Notes for the implementer

  • The partial run is a real audit record, not a degraded one. The whole point of Gap #4 is that the chain captures evidence of "we tried, the cap fired, here's what we got." Promotion is the next decision, not the audit's.
  • Cooperative cancellation matters: workers must await proc.wait() after proc.kill() on cancellation, or the test suite leaks zombie subprocesses on macOS (a known annoying failure mode). The "no stranded tempdirs" test is the structural guard.
  • Do not raise on cost cap. Raising would skip the audit append and lose the evidence. Returning the partial report is the contract.
  • The sut.cancelled code is part of the taxonomy (arch §Failure modes table + ADR-0004 §Consequences list). Ensure bench/vuln-remediation/failure_modes.yaml and bench/migration-chainguard-distroless/failure_modes.yaml declare it with severity: block — flag this for S5-01 / S6-01 if missing.

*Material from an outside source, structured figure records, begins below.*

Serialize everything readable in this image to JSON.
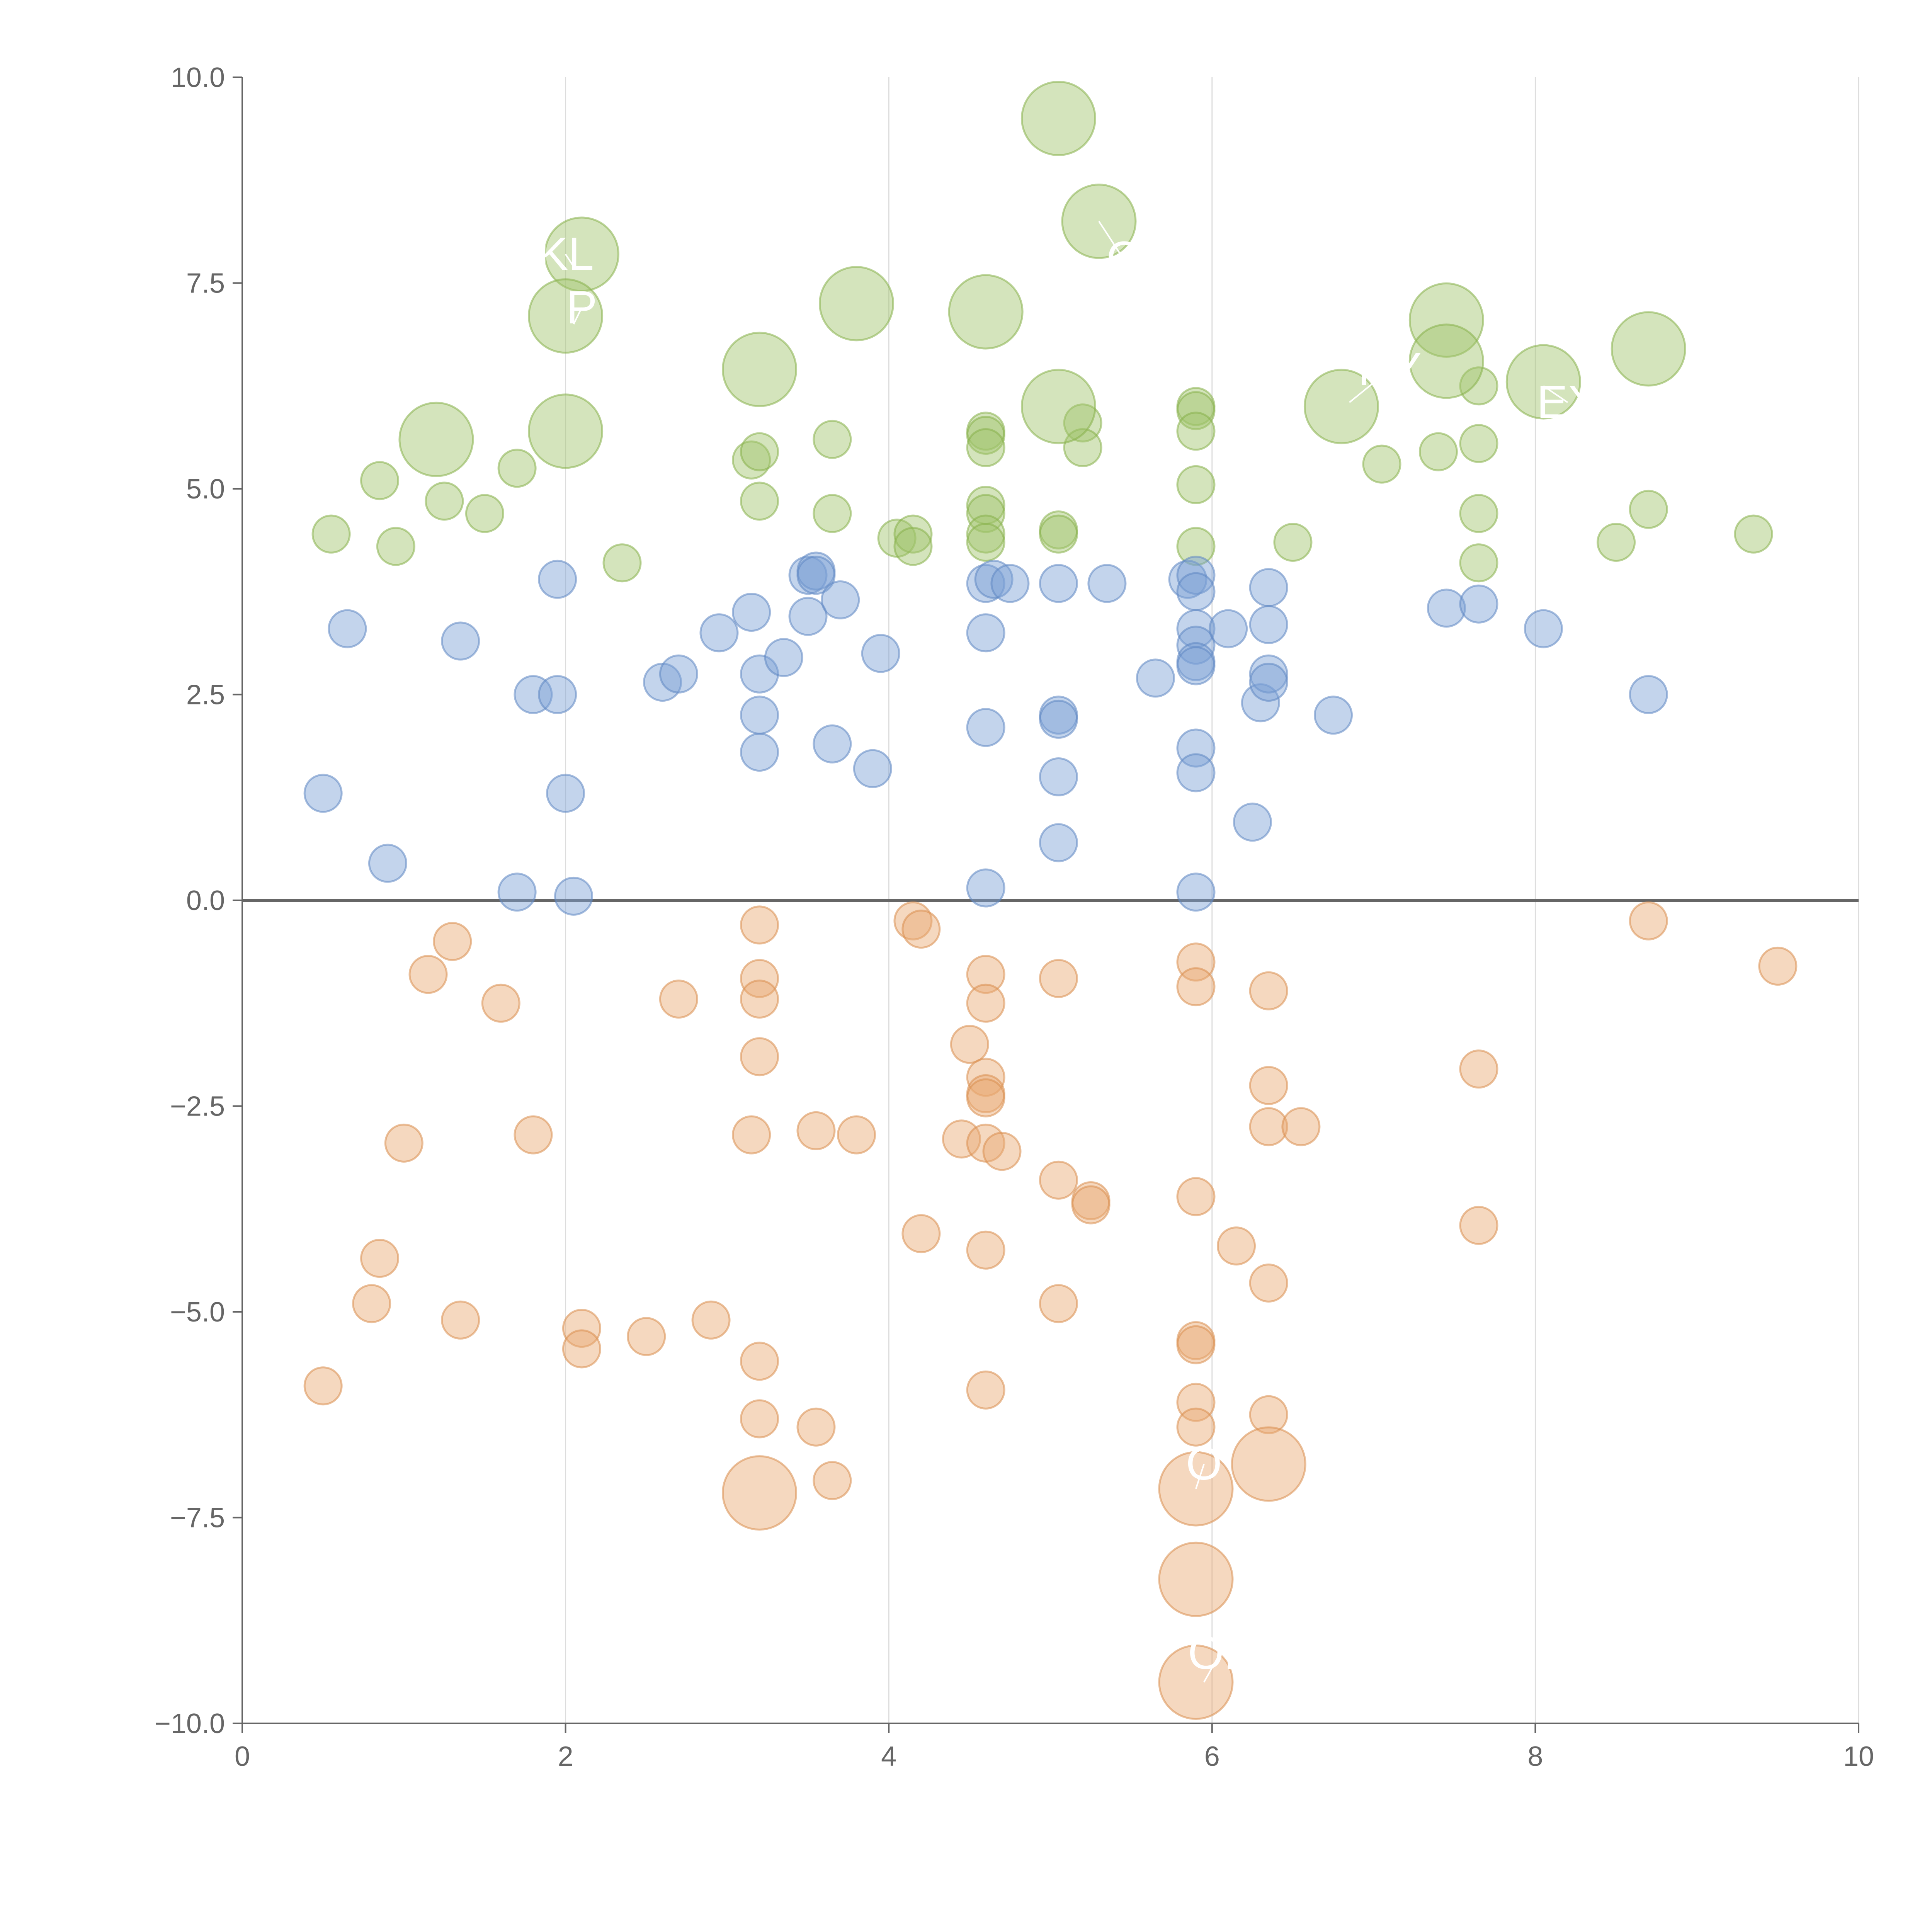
{
  "chart_data": {
    "type": "scatter",
    "title": "",
    "xlabel": "",
    "ylabel": "",
    "xlim": [
      0,
      10
    ],
    "ylim": [
      -10,
      10
    ],
    "x_ticks": [
      0,
      2,
      4,
      6,
      8,
      10
    ],
    "x_tick_labels": [
      "0",
      "2",
      "4",
      "6",
      "8",
      "10"
    ],
    "y_ticks": [
      10,
      7.5,
      5,
      2.5,
      0,
      -2.5,
      -5,
      -7.5,
      -10
    ],
    "y_tick_labels": [
      "10.0",
      "7.5",
      "5.0",
      "2.5",
      "0.0",
      "−2.5",
      "−5.0",
      "−7.5",
      "−10.0"
    ],
    "vertical_grid": true,
    "zero_line": true,
    "series": [
      {
        "name": "green",
        "color": "#9fc46a",
        "stroke": "#86b04a",
        "points": [
          [
            5.05,
            9.5,
            3
          ],
          [
            5.3,
            8.25,
            3
          ],
          [
            2.1,
            7.85,
            3
          ],
          [
            2.0,
            7.1,
            3
          ],
          [
            3.8,
            7.25,
            3
          ],
          [
            4.6,
            7.15,
            3
          ],
          [
            7.45,
            7.05,
            3
          ],
          [
            8.7,
            6.7,
            3
          ],
          [
            3.2,
            6.45,
            3
          ],
          [
            7.45,
            6.55,
            3
          ],
          [
            8.05,
            6.3,
            3
          ],
          [
            6.8,
            6.0,
            3
          ],
          [
            5.05,
            6.0,
            3
          ],
          [
            2.0,
            5.7,
            3
          ],
          [
            1.2,
            5.6,
            3
          ],
          [
            0.55,
            4.45,
            1
          ],
          [
            0.85,
            5.1,
            1
          ],
          [
            0.95,
            4.3,
            1
          ],
          [
            1.25,
            4.85,
            1
          ],
          [
            1.5,
            4.7,
            1
          ],
          [
            1.7,
            5.25,
            1
          ],
          [
            2.35,
            4.1,
            1
          ],
          [
            3.15,
            5.35,
            1
          ],
          [
            3.2,
            5.45,
            1
          ],
          [
            3.2,
            4.85,
            1
          ],
          [
            3.65,
            5.6,
            1
          ],
          [
            3.65,
            4.7,
            1
          ],
          [
            4.05,
            4.4,
            1
          ],
          [
            4.15,
            4.45,
            1
          ],
          [
            4.15,
            4.3,
            1
          ],
          [
            4.6,
            5.7,
            1
          ],
          [
            4.6,
            5.65,
            1
          ],
          [
            4.6,
            5.5,
            1
          ],
          [
            4.6,
            4.8,
            1
          ],
          [
            4.6,
            4.7,
            1
          ],
          [
            4.6,
            4.45,
            1
          ],
          [
            4.6,
            4.35,
            1
          ],
          [
            5.05,
            4.5,
            1
          ],
          [
            5.05,
            4.45,
            1
          ],
          [
            5.2,
            5.8,
            1
          ],
          [
            5.2,
            5.5,
            1
          ],
          [
            5.9,
            6.0,
            1
          ],
          [
            5.9,
            5.95,
            1
          ],
          [
            5.9,
            5.7,
            1
          ],
          [
            5.9,
            5.05,
            1
          ],
          [
            5.9,
            4.3,
            1
          ],
          [
            6.5,
            4.35,
            1
          ],
          [
            7.05,
            5.3,
            1
          ],
          [
            7.4,
            5.45,
            1
          ],
          [
            7.65,
            6.25,
            1
          ],
          [
            7.65,
            5.55,
            1
          ],
          [
            7.65,
            4.7,
            1
          ],
          [
            7.65,
            4.1,
            1
          ],
          [
            8.5,
            4.35,
            1
          ],
          [
            8.7,
            4.75,
            1
          ],
          [
            9.35,
            4.45,
            1
          ]
        ]
      },
      {
        "name": "blue",
        "color": "#7a9fd4",
        "stroke": "#5f86c2",
        "points": [
          [
            0.5,
            1.3,
            1
          ],
          [
            0.65,
            3.3,
            1
          ],
          [
            0.9,
            0.45,
            1
          ],
          [
            1.35,
            3.15,
            1
          ],
          [
            1.7,
            0.1,
            1
          ],
          [
            1.8,
            2.5,
            1
          ],
          [
            1.95,
            3.9,
            1
          ],
          [
            1.95,
            2.5,
            1
          ],
          [
            2.0,
            1.3,
            1
          ],
          [
            2.05,
            0.05,
            1
          ],
          [
            2.6,
            2.65,
            1
          ],
          [
            2.7,
            2.75,
            1
          ],
          [
            2.95,
            3.25,
            1
          ],
          [
            3.15,
            3.5,
            1
          ],
          [
            3.2,
            2.75,
            1
          ],
          [
            3.2,
            2.25,
            1
          ],
          [
            3.2,
            1.8,
            1
          ],
          [
            3.35,
            2.95,
            1
          ],
          [
            3.5,
            3.95,
            1
          ],
          [
            3.5,
            3.45,
            1
          ],
          [
            3.55,
            4.0,
            1
          ],
          [
            3.55,
            3.95,
            1
          ],
          [
            3.65,
            1.9,
            1
          ],
          [
            3.7,
            3.65,
            1
          ],
          [
            3.9,
            1.6,
            1
          ],
          [
            3.95,
            3.0,
            1
          ],
          [
            4.6,
            3.85,
            1
          ],
          [
            4.6,
            3.25,
            1
          ],
          [
            4.6,
            2.1,
            1
          ],
          [
            4.6,
            0.15,
            1
          ],
          [
            4.65,
            3.9,
            1
          ],
          [
            4.75,
            3.85,
            1
          ],
          [
            5.05,
            3.85,
            1
          ],
          [
            5.05,
            2.25,
            1
          ],
          [
            5.05,
            2.2,
            1
          ],
          [
            5.05,
            1.5,
            1
          ],
          [
            5.05,
            0.7,
            1
          ],
          [
            5.35,
            3.85,
            1
          ],
          [
            5.65,
            2.7,
            1
          ],
          [
            5.85,
            3.9,
            1
          ],
          [
            5.9,
            3.95,
            1
          ],
          [
            5.9,
            3.75,
            1
          ],
          [
            5.9,
            3.3,
            1
          ],
          [
            5.9,
            3.1,
            1
          ],
          [
            5.9,
            2.9,
            1
          ],
          [
            5.9,
            2.85,
            1
          ],
          [
            5.9,
            1.85,
            1
          ],
          [
            5.9,
            1.55,
            1
          ],
          [
            5.9,
            0.1,
            1
          ],
          [
            6.1,
            3.3,
            1
          ],
          [
            6.25,
            0.95,
            1
          ],
          [
            6.3,
            2.4,
            1
          ],
          [
            6.35,
            3.8,
            1
          ],
          [
            6.35,
            3.35,
            1
          ],
          [
            6.35,
            2.75,
            1
          ],
          [
            6.35,
            2.65,
            1
          ],
          [
            6.75,
            2.25,
            1
          ],
          [
            7.45,
            3.55,
            1
          ],
          [
            7.65,
            3.6,
            1
          ],
          [
            8.05,
            3.3,
            1
          ],
          [
            8.7,
            2.5,
            1
          ]
        ]
      },
      {
        "name": "orange",
        "color": "#e8a870",
        "stroke": "#d98e4e",
        "points": [
          [
            3.2,
            -7.2,
            3
          ],
          [
            5.9,
            -7.15,
            3
          ],
          [
            6.35,
            -6.85,
            3
          ],
          [
            5.9,
            -8.25,
            3
          ],
          [
            5.9,
            -9.5,
            3
          ],
          [
            0.5,
            -5.9,
            1
          ],
          [
            0.8,
            -4.9,
            1
          ],
          [
            0.85,
            -4.35,
            1
          ],
          [
            1.0,
            -2.95,
            1
          ],
          [
            1.15,
            -0.9,
            1
          ],
          [
            1.3,
            -0.5,
            1
          ],
          [
            1.35,
            -5.1,
            1
          ],
          [
            1.6,
            -1.25,
            1
          ],
          [
            1.8,
            -2.85,
            1
          ],
          [
            2.1,
            -5.2,
            1
          ],
          [
            2.1,
            -5.45,
            1
          ],
          [
            2.5,
            -5.3,
            1
          ],
          [
            2.7,
            -1.2,
            1
          ],
          [
            2.9,
            -5.1,
            1
          ],
          [
            3.15,
            -2.85,
            1
          ],
          [
            3.2,
            -0.3,
            1
          ],
          [
            3.2,
            -0.95,
            1
          ],
          [
            3.2,
            -1.2,
            1
          ],
          [
            3.2,
            -1.9,
            1
          ],
          [
            3.2,
            -5.6,
            1
          ],
          [
            3.2,
            -6.3,
            1
          ],
          [
            3.55,
            -2.8,
            1
          ],
          [
            3.55,
            -6.4,
            1
          ],
          [
            3.65,
            -7.05,
            1
          ],
          [
            3.8,
            -2.85,
            1
          ],
          [
            4.15,
            -0.25,
            1
          ],
          [
            4.2,
            -0.35,
            1
          ],
          [
            4.2,
            -4.05,
            1
          ],
          [
            4.5,
            -1.75,
            1
          ],
          [
            4.45,
            -2.9,
            1
          ],
          [
            4.6,
            -0.9,
            1
          ],
          [
            4.6,
            -1.25,
            1
          ],
          [
            4.6,
            -2.15,
            1
          ],
          [
            4.6,
            -2.35,
            1
          ],
          [
            4.6,
            -2.4,
            1
          ],
          [
            4.6,
            -2.95,
            1
          ],
          [
            4.6,
            -4.25,
            1
          ],
          [
            4.6,
            -5.95,
            1
          ],
          [
            4.7,
            -3.05,
            1
          ],
          [
            5.05,
            -0.95,
            1
          ],
          [
            5.05,
            -3.4,
            1
          ],
          [
            5.05,
            -4.9,
            1
          ],
          [
            5.25,
            -3.65,
            1
          ],
          [
            5.25,
            -3.7,
            1
          ],
          [
            5.9,
            -0.75,
            1
          ],
          [
            5.9,
            -1.05,
            1
          ],
          [
            5.9,
            -3.6,
            1
          ],
          [
            5.9,
            -5.35,
            1
          ],
          [
            5.9,
            -5.4,
            1
          ],
          [
            5.9,
            -6.1,
            1
          ],
          [
            5.9,
            -6.4,
            1
          ],
          [
            6.15,
            -4.2,
            1
          ],
          [
            6.35,
            -1.1,
            1
          ],
          [
            6.35,
            -2.25,
            1
          ],
          [
            6.35,
            -2.75,
            1
          ],
          [
            6.35,
            -4.65,
            1
          ],
          [
            6.35,
            -6.25,
            1
          ],
          [
            6.55,
            -2.75,
            1
          ],
          [
            7.65,
            -2.05,
            1
          ],
          [
            7.65,
            -3.95,
            1
          ],
          [
            8.7,
            -0.25,
            1
          ],
          [
            9.5,
            -0.8,
            1
          ]
        ]
      }
    ],
    "annotations": [
      {
        "text": "KL",
        "x": 2.0,
        "y": 7.85,
        "line_to": [
          2.05,
          7.7
        ]
      },
      {
        "text": "P",
        "x": 2.1,
        "y": 7.2,
        "line_to": [
          2.05,
          7.0
        ]
      },
      {
        "text": "EX",
        "x": 8.2,
        "y": 6.05,
        "line_to": [
          8.05,
          6.25
        ]
      },
      {
        "text": "RY",
        "x": 7.1,
        "y": 6.45,
        "line_to": [
          6.85,
          6.05
        ]
      },
      {
        "text": "C",
        "x": 5.45,
        "y": 7.8,
        "line_to": [
          5.3,
          8.25
        ]
      },
      {
        "text": "O",
        "x": 5.95,
        "y": -6.85,
        "line_to": [
          5.9,
          -7.15
        ]
      },
      {
        "text": "OF",
        "x": 6.05,
        "y": -9.15,
        "line_to": [
          5.95,
          -9.5
        ]
      }
    ]
  }
}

  • The 80%-of-cap warning is a curator-UX nicety. Don't skip it — the alternative is operators getting bitten by a silent cap-firing on case 9 of 10. Use a single-fire guard (if not warned_at_80 and running_total >= 0.8 * max_cost_usd:).
  • original_run_id is for forensic chain-walking ("which complete run did this partial run shadow?"). Setting it None on complete runs keeps the field's presence informative.
  • The "no silent drops" guarantee (len(per_case) == n_cases) is what makes the audit chain useful for Phase 13: a partial run with three cases finished and two cancelled tells a different story from a complete run with three cases. Without the synthetic cancelled scores, the chain would look like a complete-3-case run.